A unified Framework for Robust Modelling of Financial Markets in discrete time

TL;DR

This paper unifies pathwise and quasi-sure approaches to robust financial market modeling in discrete time, establishing fundamental theorems that connect different arbitrage notions and superhedging strategies.

Contribution

It provides a unified framework linking two major approaches in robust finance, proving key theorems and clarifying arbitrage concepts.

Findings

Established equivalence between pathwise and quasi-sure models.

Proved a Fundamental Theorem of Asset Pricing in the unified framework.

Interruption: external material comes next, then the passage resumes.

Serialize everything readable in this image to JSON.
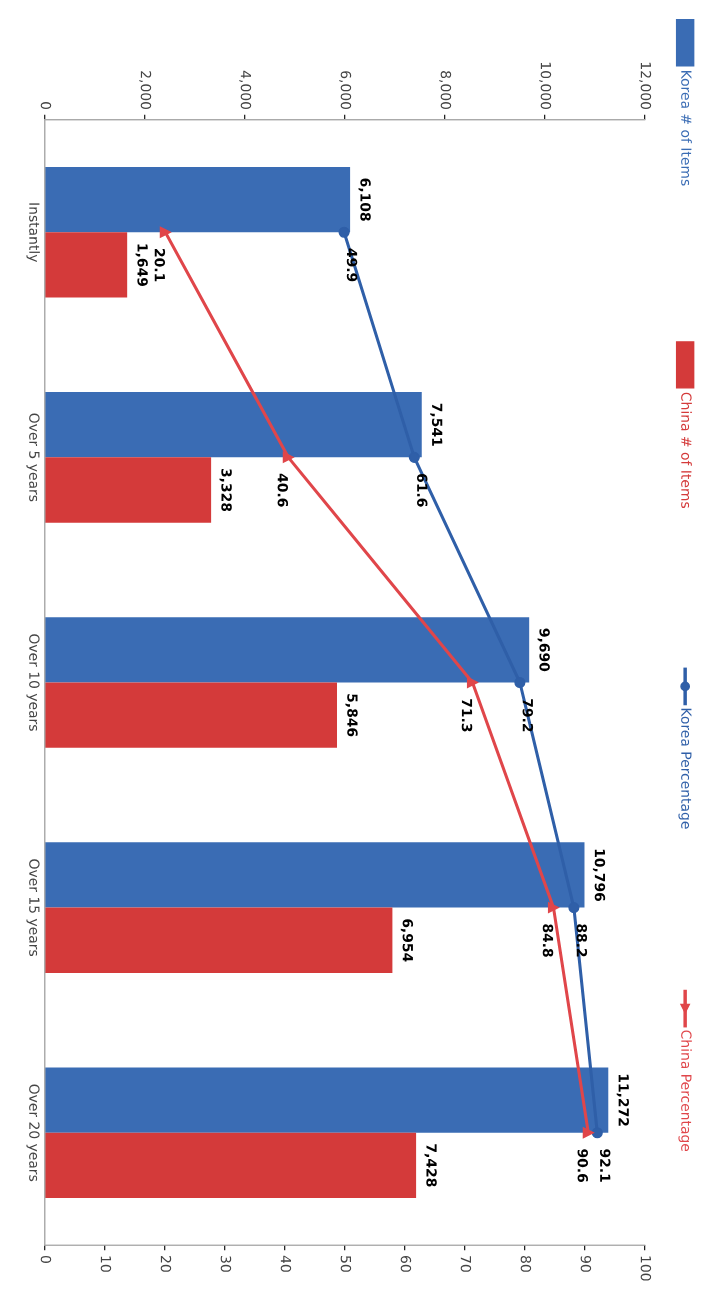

Demonstrated conditions for extending superhedging from measures to pathwise settings.

Abstract

We unify and establish equivalence between the pathwise and the quasi-sure approaches to robust modelling of financial markets in discrete time. In particular, we prove a Fundamental Theorem of Asset Pricing and a Superhedging Theorem, which encompass the formulations of [Bouchard, B., & Nutz, M. (2015). Arbitrage and duality in nondominated discrete-time models. The Annals of Applied Probability, 25(2), 823-859] and [Burzoni, M., Frittelli, M., Hou, Z., Maggis, M., & Obloj, J. (2019). Pointwise arbitrage pricing theory in discrete time. Mathematics of Operations Research]. In bringing the two streams of literature together, we also examine and relate their many different notions of arbitrage. We also clarify the relation between robust and classical $\mathbb{P}$-specific results. Furthermore, we prove when a superhedging property w.r.t. the set of martingale measures supported on a set of paths $\Omega$ may be extended to a pathwise superhedging on $\Omega$ without changing the superhedging price.